Les bénéfices du marché ont légèrement reculé au cours du dernier trimestre (moins 2 %), mais ce chiffre est exprimé en dollars américains1 et s’explique donc facilement par la force persistante de cette devise, qui rogne les bénéfices réalisés dans les monnaies plus faibles. Les marges restent très proches de leurs niveaux record du début de l’année.
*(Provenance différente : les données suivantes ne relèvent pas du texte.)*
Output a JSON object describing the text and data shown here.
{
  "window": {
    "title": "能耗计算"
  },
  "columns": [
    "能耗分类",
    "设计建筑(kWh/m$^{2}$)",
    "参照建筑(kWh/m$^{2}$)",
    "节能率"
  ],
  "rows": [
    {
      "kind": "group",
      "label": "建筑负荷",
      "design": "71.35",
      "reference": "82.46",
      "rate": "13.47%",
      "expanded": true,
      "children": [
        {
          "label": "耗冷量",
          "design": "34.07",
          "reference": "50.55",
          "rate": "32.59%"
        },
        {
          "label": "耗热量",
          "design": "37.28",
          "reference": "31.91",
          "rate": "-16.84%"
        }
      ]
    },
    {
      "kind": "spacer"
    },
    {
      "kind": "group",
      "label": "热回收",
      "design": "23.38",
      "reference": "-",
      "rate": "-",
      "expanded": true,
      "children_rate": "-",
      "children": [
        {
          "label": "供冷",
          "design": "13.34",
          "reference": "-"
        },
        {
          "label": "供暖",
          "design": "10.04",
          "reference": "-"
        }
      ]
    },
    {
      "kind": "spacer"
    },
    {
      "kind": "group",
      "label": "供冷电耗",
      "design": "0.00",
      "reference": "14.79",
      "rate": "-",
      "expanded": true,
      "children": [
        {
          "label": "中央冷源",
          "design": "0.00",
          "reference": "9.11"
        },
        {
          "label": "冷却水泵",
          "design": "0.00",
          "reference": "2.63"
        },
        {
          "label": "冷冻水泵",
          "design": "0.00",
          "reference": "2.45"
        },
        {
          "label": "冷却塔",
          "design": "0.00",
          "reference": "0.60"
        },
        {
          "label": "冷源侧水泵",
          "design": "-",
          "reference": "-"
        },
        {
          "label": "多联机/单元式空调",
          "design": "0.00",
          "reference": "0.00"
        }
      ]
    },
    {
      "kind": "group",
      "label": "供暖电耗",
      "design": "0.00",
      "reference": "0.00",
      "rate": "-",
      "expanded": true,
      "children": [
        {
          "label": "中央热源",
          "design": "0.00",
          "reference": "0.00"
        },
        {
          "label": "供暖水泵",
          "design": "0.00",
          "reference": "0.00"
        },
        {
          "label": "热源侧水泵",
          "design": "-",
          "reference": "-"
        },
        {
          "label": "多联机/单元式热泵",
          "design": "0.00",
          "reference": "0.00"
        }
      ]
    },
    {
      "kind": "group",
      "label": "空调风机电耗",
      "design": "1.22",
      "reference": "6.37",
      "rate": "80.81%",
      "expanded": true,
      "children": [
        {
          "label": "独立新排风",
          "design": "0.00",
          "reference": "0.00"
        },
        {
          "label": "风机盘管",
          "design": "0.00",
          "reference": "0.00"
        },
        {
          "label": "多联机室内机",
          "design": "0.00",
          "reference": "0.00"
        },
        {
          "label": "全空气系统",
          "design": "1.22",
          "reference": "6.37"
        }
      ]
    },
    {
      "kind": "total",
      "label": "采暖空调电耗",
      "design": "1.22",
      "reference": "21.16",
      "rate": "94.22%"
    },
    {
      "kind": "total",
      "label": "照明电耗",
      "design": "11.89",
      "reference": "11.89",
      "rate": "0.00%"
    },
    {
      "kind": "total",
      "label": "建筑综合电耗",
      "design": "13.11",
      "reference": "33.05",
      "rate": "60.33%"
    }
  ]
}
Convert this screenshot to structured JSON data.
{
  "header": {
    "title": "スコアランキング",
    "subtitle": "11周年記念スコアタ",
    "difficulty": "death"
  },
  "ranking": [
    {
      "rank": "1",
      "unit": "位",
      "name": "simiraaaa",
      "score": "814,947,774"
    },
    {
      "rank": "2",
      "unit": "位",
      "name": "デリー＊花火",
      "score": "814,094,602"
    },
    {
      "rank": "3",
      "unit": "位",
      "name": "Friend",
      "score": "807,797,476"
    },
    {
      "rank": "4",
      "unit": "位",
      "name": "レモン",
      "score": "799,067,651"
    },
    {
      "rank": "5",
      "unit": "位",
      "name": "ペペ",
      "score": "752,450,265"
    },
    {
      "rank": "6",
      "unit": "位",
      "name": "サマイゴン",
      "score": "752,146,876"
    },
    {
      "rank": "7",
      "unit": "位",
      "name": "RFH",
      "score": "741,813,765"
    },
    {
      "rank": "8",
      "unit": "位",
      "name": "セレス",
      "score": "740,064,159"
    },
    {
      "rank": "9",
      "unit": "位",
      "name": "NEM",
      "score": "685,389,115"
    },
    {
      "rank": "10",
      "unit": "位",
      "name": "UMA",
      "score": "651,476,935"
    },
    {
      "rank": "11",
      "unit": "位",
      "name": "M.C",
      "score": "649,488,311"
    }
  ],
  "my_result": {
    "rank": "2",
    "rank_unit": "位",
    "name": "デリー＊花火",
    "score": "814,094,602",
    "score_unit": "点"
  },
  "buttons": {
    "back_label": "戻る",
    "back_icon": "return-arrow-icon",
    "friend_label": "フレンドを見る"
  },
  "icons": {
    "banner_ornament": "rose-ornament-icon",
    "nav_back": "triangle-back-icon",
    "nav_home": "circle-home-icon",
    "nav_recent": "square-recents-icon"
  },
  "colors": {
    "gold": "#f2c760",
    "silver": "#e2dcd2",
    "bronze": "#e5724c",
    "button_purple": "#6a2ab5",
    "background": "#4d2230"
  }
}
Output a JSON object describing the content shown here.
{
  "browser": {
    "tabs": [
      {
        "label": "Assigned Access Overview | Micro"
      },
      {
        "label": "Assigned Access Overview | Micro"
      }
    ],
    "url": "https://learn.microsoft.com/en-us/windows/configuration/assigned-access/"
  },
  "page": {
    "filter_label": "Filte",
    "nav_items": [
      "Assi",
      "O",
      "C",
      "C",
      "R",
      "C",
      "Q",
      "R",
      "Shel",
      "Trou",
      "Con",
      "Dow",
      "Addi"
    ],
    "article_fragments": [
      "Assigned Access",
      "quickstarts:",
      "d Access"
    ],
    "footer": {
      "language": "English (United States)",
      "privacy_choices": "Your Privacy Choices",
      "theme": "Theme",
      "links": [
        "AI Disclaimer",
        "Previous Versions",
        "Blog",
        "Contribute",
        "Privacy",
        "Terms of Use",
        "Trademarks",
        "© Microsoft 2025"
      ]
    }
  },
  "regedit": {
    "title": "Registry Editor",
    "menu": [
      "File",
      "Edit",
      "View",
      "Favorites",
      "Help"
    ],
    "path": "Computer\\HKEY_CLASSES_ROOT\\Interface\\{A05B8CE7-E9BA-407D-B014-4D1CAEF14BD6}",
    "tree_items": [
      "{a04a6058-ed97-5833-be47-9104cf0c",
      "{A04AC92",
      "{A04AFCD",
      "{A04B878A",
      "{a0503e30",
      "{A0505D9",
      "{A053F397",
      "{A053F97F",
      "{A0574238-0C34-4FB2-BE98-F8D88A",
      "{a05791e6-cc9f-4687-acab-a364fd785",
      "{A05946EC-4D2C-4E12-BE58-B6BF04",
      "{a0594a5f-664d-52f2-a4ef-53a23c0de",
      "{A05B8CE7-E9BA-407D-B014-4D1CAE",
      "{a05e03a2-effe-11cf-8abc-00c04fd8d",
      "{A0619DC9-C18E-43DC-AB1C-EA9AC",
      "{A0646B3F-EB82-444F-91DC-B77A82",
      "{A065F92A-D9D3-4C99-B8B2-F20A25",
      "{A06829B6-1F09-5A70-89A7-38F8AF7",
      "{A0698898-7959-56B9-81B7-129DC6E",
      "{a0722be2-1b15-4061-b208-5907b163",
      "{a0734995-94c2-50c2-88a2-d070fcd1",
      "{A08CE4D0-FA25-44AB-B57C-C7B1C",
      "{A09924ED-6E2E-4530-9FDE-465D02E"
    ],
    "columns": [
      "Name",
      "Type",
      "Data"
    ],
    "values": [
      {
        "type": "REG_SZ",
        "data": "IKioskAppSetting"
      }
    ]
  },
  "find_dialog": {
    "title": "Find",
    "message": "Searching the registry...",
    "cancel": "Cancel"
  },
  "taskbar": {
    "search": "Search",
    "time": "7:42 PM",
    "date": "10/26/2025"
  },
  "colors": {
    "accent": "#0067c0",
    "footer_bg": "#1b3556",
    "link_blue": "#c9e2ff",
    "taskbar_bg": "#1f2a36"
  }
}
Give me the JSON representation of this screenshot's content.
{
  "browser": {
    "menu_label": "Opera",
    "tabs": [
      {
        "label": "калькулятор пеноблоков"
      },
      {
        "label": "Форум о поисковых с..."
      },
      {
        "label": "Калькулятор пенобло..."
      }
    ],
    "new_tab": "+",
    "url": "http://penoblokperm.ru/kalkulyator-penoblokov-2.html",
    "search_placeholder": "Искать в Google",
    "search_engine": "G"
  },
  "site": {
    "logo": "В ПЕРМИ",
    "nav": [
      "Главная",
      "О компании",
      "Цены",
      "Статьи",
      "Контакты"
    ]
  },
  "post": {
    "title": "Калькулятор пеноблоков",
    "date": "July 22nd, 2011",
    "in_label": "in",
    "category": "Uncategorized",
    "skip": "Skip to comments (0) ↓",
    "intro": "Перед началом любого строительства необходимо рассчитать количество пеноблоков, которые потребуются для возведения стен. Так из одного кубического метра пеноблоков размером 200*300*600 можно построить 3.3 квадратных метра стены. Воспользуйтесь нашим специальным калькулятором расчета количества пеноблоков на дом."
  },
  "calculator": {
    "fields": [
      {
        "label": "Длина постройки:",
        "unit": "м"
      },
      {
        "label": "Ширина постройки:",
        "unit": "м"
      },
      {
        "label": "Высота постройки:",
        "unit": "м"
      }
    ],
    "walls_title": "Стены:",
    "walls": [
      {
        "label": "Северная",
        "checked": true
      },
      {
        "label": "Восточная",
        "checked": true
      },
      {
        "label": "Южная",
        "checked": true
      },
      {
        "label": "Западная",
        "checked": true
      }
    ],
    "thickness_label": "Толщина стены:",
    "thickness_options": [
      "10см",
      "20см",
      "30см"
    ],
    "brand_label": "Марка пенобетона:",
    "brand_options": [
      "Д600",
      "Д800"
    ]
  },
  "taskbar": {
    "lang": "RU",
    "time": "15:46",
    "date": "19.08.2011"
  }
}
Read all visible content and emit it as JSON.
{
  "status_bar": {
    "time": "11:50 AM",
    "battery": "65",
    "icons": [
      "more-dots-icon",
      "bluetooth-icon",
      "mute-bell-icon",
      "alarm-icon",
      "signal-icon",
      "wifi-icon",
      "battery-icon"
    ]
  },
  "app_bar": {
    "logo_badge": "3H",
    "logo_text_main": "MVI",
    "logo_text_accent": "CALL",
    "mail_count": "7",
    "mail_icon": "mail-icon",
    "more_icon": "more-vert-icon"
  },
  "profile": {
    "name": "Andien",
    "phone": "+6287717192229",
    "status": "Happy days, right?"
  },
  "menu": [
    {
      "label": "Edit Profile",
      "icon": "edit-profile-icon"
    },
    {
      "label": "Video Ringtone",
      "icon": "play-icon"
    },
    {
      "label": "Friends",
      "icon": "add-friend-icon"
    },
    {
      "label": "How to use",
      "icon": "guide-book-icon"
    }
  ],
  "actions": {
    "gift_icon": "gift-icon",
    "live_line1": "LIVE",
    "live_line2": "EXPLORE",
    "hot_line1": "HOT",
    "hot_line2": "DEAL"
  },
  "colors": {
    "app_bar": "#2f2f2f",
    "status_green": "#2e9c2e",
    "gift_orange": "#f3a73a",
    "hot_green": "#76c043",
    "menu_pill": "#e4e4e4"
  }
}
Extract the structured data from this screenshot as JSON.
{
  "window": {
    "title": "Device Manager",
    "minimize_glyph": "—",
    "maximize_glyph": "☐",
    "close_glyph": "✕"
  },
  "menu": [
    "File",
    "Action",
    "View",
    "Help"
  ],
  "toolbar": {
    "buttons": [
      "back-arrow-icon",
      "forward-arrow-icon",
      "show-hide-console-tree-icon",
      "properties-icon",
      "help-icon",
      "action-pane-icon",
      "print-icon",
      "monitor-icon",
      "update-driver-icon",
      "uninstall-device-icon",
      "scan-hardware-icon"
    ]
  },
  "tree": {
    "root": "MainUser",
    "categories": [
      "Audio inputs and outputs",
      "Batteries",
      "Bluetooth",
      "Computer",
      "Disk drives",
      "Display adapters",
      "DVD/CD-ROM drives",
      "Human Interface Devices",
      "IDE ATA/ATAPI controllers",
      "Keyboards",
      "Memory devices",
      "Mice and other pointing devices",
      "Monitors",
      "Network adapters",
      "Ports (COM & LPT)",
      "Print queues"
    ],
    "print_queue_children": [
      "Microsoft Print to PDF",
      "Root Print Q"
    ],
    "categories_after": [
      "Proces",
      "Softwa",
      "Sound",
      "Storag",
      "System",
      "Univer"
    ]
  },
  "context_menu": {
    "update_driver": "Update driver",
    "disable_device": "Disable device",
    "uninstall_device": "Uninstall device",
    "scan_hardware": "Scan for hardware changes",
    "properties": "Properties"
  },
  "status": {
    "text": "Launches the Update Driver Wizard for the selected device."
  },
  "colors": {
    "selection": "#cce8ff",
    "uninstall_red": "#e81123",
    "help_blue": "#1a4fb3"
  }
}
Les bénéfices attendus par le marché n’anticipent manifestement pas de ralentissement significatif et encore moins une réelle récession. Les bénéfices prévisionnels devraient dépasser les 5 % l’année prochaine, malgré l’impact négatif du dollar et seuls les matériaux — pénalisés par la chute récente des prix des métaux — risquent une dégradation de leurs bénéfices. Les bénéfices des secteurs industriels cycliques classiques devraient surperformer le marché global l’an prochain, avec une hausse de 8 %, et une croissance supérieure à 10 % pour les valeurs de consommation discrétionnaire2
La chute des multiples de marché reflète une plus grande méfiance à l’égard des perspectives que celle des estimations de bénéfices, le multiple à terme de l’indice MSCI World étant passé de 19x au début de l’année à moins de 14x à la fin du mois de septembre. Toutefois, ce nouveau niveau n’est inférieur que de 3 % à la moyenne de la période allant de 2003 à 2019, les multiples à 20x environ de 2020-2021 faisant figure d’aberration. Les secteurs défensifs ont surperformé, les biens de consommation non-cycliques, la santé et les services aux collectivités ayant « seulement » reculé de 14 à 17 % cette année. Toutefois les secteurs les moins performants — technologies de l’information, services de communication et consommation discrétionnaire, tous en baisse de plus de 30 % — étaient les plus chers au début de l’année, plutôt que les plus cycliques, car ce sont les multiples des valeurs à orientation croissance qui se sont le plus contractés3
Dans ce contexte, nos portefeuilles internationaux ne se sont pas distingués par leur participation à la baisse traditionnellement faible, ceux-ci suivant globalement l’évolution du marché. En effet, leur dépréciation n’a été que très légèrement inférieure à celle du marché. Notre biais pour les secteurs défensifs a permis de limiter cette dépréciation, mais l’exposition des portefeuilles à des sous-secteurs plus chers (logiciels et services dans le secteur des technologies de l’information, sciences de la vie et équipements dans le secteur de la santé) a largement neutralisé cet avantage. Les bénéfices prévisionnels des stratégies sont restés à peu près stables cette année, la vigueur du dollar ayant contrebalancé les effets de capitalisation régulière des actions. Cette performance des bénéfices a été légèrement inférieure à celle du marché. Une explication mécanique de cet écart est le manque d’exposition à l’énergie, qui a entraîné l’essentiel de la hausse des bénéfices du marché ; mais une explication plus fondamentale est que les deux « superpuissances » des portefeuilles, le pouvoir de fixation des prix et les revenus récurrents, n’ont pas eu l’impact escompté dans un contexte d’inflation et d’excès de demande, les revenus récurrents constituant sans doute un handicap dans l’immédiat.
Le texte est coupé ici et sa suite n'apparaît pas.